If you think of your data warehouse as a software development project, instead of a database repository, then at least you start moving in the right direction. All these years’ database administrators have told us that you build a database from the ground up. But is this really true for a data warehouse? Here is where I’m going to flip things upside down. You start your data warehouse with the user interface:
- What is the experience you want your users to have?
- What level of training will they have when they access the user interface screen?
- What roles and rights will you be able to develop for the various users?
- Interview and survey users to determine what the key requirements will be.
- Understand what the static views are, and what data details will they have to drill down into.
- Work with the leadership team to develop a comprehensive list of dashboard views.
- Understand what key performance indicators are for the organization and develop email alerts.
- Develop a change management system with at least two scheduled updates every six months. These are similar to software upgrades and patches.
- Work with senior leadership to develop policies and procedures that define the source of truth for reports. This is a demarcation line when all reports are generated through the data warehouse and not through individual legacy systems.
- Have quick views for users that do not have to drill down.
- Establish intuitive drill down tools (that requires minimum training) for users that have to preform root cause analysis.

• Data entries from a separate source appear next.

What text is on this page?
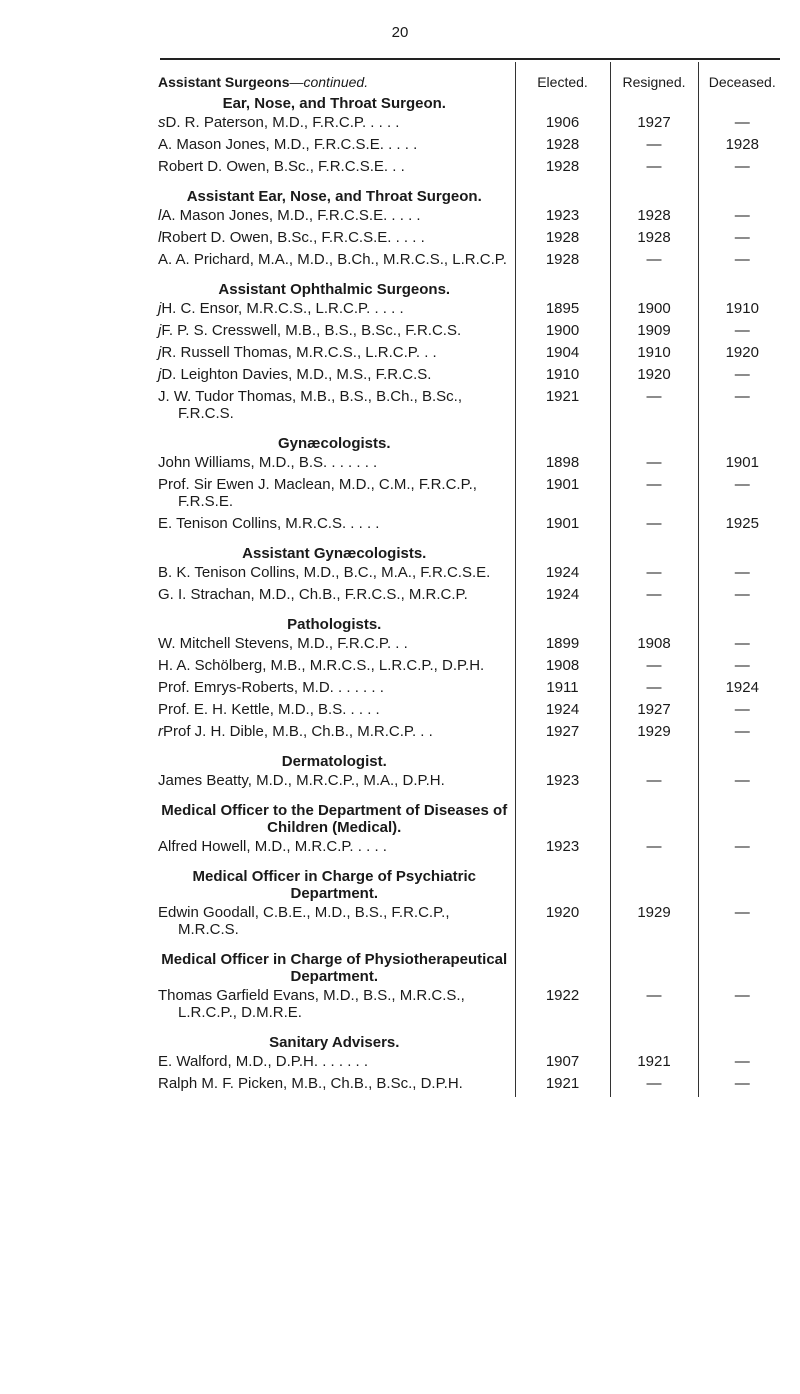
20
Assistant Surgeons—continued.	Elected.	Resigned.	Deceased.
Ear, Nose, and Throat Surgeon.			

sD. R. Paterson, M.D., F.R.C.P. . . . .	1906	1927	—

A. Mason Jones, M.D., F.R.C.S.E. . . . .	1928	—	1928

Robert D. Owen, B.Sc., F.R.C.S.E. . .	1928	—	—
Assistant Ear, Nose, and Throat Surgeon.			

lA. Mason Jones, M.D., F.R.C.S.E. . . . .	1923	1928	—

lRobert D. Owen, B.Sc., F.R.C.S.E. . . . .	1928	1928	—

A. A. Prichard, M.A., M.D., B.Ch., M.R.C.S., L.R.C.P.	1928	—	—
Assistant Ophthalmic Surgeons.			

jH. C. Ensor, M.R.C.S., L.R.C.P. . . . .	1895	1900	1910

jF. P. S. Cresswell, M.B., B.S., B.Sc., F.R.C.S.	1900	1909	—

jR. Russell Thomas, M.R.C.S., L.R.C.P. . .	1904	1910	1920

jD. Leighton Davies, M.D., M.S., F.R.C.S.	1910	1920	—

J. W. Tudor Thomas, M.B., B.S., B.Ch., B.Sc., F.R.C.S.	1921	—	—
Gynæcologists.			

John Williams, M.D., B.S. . . . . . .	1898	—	1901

Prof. Sir Ewen J. Maclean, M.D., C.M., F.R.C.P., F.R.S.E.	1901	—	—

E. Tenison Collins, M.R.C.S. . . . .	1901	—	1925
Assistant Gynæcologists.			

B. K. Tenison Collins, M.D., B.C., M.A., F.R.C.S.E.	1924	—	—

G. I. Strachan, M.D., Ch.B., F.R.C.S., M.R.C.P.	1924	—	—
Pathologists.			

W. Mitchell Stevens, M.D., F.R.C.P. . .	1899	1908	—

H. A. Schölberg, M.B., M.R.C.S., L.R.C.P., D.P.H.	1908	—	—

Prof. Emrys-Roberts, M.D. . . . . . .	1911	—	1924

Prof. E. H. Kettle, M.D., B.S. . . . .	1924	1927	—

rProf J. H. Dible, M.B., Ch.B., M.R.C.P. . .	1927	1929	—
Dermatologist.			

James Beatty, M.D., M.R.C.P., M.A., D.P.H.	1923	—	—
Medical Officer to the Department of Diseases of Children (Medical).			

Alfred Howell, M.D., M.R.C.P. . . . .	1923	—	—
Medical Officer in Charge of Psychiatric Department.			

Edwin Goodall, C.B.E., M.D., B.S., F.R.C.P., M.R.C.S.	1920	1929	—
Medical Officer in Charge of Physiotherapeutical Department.			

Thomas Garfield Evans, M.D., B.S., M.R.C.S., L.R.C.P., D.M.R.E.	1922	—	—
Sanitary Advisers.			

E. Walford, M.D., D.P.H. . . . . . .	1907	1921	—

Ralph M. F. Picken, M.B., Ch.B., B.Sc., D.P.H.	1921	—	—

In order to accomplish all of these initiatives you have to step back and take inventory. Survey and interview all the users. This gives you an opportunity to collect sample reports and a full inventory of all reports generated in the organization. For large systems this is a daunting task. However one of the most important questions to ask when collecting the report samples is “how often do you look at this report and what exactly are you looking for?”
I conducted a large reports inventory for an academic medical center once and asked the same question to the managers working in the business office. The data center was delivering a large quantity of stacked bar graphs to each manager on Monday morning. If the managers did not receive the bar graph by 10 AM, a flurry of emails would be sent causing everyone to go into crisis mode. So with this bar graph in my hand I asked each manager what data points are they analyzing on the report. After some lengthy tap dancing I finally got them to admit that they gave the report a five second glance and threw it in the trash.
When we completed our reports inventory we were able to determine that more than half of the reports produced were obsolete. 75% of the managers did not know how to read the graphs, and most just needed two or three key data points from the massive amount of data that they were receiving. These are all typical issues found in organizations that have been doing business the same way for years and have many homegrown managers.
The key to building the right environment is having a robust roles and rights access. Each user has a different list of requirements. Different data elements, different views, and different metrics. This was never an issue when they were using their own legacy systems, niche software, and best-of-breed applications. But enterprise solutions and consolidated data warehouses are forcing users to look at generic reports which may not have value for their department. They deserve better.
If you continue down the path of building a data warehouse without clearly developing a report strategy, then you will be in a constant state of build. Your data warehouse will be a proverbial money pit that you continually feed naïvely thinking that this is the year that you’re finally done. When you build it, they will come…and say “I want my old bar graphs back!”